3. 解释不同轨迹的形成原因，分析各个算法的优缺点

SGD（随机梯度下降）
- 优点：简单易实现，计算速度快。
- 缺点：容易陷入局部最优点，收敛速度慢。
- 轨迹形成原因：在每次迭代中，根据当前位置的梯度值进行更新，由于更新步长一致，会形成zigzag型的轨迹。
Momentum（动量法）
- 优点：加入动量项可以在更新时考虑之前的速度方向，有助于加速收敛。
- 缺点：可能在平坦区域出现震荡。
- 轨迹形成原因：动量项使得在相同梯度下，速度会增加，导致在平坦区域产生较大的步长，在凸起区域则减小步长。
Nesterov Accelerated Gradient（NAG，Nesterov加速梯度法）
- 优点：在Momentum的基础上进行了改进，能够更准确地估计下一步位置的梯度。

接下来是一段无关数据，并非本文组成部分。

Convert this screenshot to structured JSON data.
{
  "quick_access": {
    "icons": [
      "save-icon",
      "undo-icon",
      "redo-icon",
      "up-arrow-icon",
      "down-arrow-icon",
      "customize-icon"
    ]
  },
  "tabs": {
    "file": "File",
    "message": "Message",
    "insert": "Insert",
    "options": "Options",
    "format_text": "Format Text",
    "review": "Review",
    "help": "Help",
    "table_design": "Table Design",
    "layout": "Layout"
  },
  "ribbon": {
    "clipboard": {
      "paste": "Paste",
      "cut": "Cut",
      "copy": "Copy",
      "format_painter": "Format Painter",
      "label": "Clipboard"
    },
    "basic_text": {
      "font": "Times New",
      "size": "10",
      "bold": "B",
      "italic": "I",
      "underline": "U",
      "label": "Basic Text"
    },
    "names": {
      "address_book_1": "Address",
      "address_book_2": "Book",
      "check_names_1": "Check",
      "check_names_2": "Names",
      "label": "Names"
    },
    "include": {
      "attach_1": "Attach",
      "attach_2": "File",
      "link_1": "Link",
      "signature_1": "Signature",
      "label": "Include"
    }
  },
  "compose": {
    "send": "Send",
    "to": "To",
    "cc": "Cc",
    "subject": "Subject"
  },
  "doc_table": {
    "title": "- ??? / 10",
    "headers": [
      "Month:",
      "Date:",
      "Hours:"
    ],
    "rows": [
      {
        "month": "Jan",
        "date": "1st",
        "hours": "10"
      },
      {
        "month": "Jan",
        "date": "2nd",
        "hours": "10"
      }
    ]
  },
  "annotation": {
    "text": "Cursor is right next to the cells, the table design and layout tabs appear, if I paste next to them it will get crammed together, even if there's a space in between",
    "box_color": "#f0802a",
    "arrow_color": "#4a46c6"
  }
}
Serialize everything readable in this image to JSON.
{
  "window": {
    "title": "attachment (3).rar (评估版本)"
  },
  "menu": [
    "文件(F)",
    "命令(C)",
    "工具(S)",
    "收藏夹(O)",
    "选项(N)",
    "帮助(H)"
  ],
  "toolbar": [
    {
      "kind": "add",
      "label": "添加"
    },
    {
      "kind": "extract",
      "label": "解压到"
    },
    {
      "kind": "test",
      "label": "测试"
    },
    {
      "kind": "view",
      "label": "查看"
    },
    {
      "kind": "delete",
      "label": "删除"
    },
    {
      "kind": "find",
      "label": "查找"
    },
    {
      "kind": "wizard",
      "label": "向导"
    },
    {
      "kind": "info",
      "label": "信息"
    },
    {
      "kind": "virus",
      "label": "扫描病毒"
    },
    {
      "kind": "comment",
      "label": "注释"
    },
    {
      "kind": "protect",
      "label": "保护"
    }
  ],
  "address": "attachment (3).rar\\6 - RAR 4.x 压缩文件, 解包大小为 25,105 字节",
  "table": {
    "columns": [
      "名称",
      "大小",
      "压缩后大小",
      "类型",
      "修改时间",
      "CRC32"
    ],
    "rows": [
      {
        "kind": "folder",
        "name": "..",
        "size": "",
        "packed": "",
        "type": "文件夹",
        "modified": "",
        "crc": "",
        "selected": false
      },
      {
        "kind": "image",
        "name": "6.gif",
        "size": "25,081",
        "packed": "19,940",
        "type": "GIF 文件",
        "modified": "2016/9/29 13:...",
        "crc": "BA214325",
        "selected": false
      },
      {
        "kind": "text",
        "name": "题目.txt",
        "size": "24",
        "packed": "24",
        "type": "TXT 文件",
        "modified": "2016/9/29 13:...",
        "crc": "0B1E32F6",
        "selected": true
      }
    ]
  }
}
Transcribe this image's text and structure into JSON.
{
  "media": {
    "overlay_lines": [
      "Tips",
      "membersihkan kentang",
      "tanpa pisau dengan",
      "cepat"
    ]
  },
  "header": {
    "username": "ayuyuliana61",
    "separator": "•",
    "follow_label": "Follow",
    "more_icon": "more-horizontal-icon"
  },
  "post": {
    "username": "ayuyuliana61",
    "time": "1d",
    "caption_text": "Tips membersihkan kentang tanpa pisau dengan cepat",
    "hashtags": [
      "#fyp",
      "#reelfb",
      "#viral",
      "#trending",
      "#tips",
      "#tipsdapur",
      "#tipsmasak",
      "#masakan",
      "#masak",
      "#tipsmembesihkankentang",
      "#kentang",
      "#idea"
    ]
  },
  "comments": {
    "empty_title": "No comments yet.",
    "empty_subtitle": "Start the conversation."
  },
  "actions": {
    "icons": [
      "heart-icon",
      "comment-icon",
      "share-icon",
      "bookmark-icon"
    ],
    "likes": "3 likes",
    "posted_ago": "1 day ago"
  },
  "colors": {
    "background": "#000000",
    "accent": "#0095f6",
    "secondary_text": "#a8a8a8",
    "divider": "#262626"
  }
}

- 缺点：对于某些问题可能不如Momentum表现好。
- 轨迹形成原因：NAG首先根据之前的速度提前计算下一步的位置，然后根据该位置的梯度进行更新，以减少过冲。
AdaGrad（自适应梯度算法）
- 优点：能够自动调整学习率，对于稀疏数据有较好的效果。
- 缺点：学习率会随着迭代次数增加而逐渐变小，可能导致早期收敛过快。
- 轨迹形成原因：AdaGrad通过累加历史梯度平方的方式调整学习率，对于经常出现的梯度较大的特征，学习率会逐渐减小，从而形成较小的步长。
RMSprop
- 优点：改进了AdaGrad中学习率逐渐减小的问题，引入了衰减率来控制历史梯度平方的影响。
- 缺点：可能在某些问题上表现不如其他算法。
- 轨迹形成原因：RMSprop通过衰减历史梯度平方来控制学习率的调整，从而避免了AdaGrad中学习率过小的问题。
Adam（自适应矩估计算法）
- 优点：结合了动量法和RMSprop的优点，具有较好的收敛性能。
- 缺点：需要调整一些超参数。
- 轨迹形成原因：Adam使用了一阶矩估计和二阶矩估计来调整学习率，通过动态调整步长，使得在不同地方具有适应性。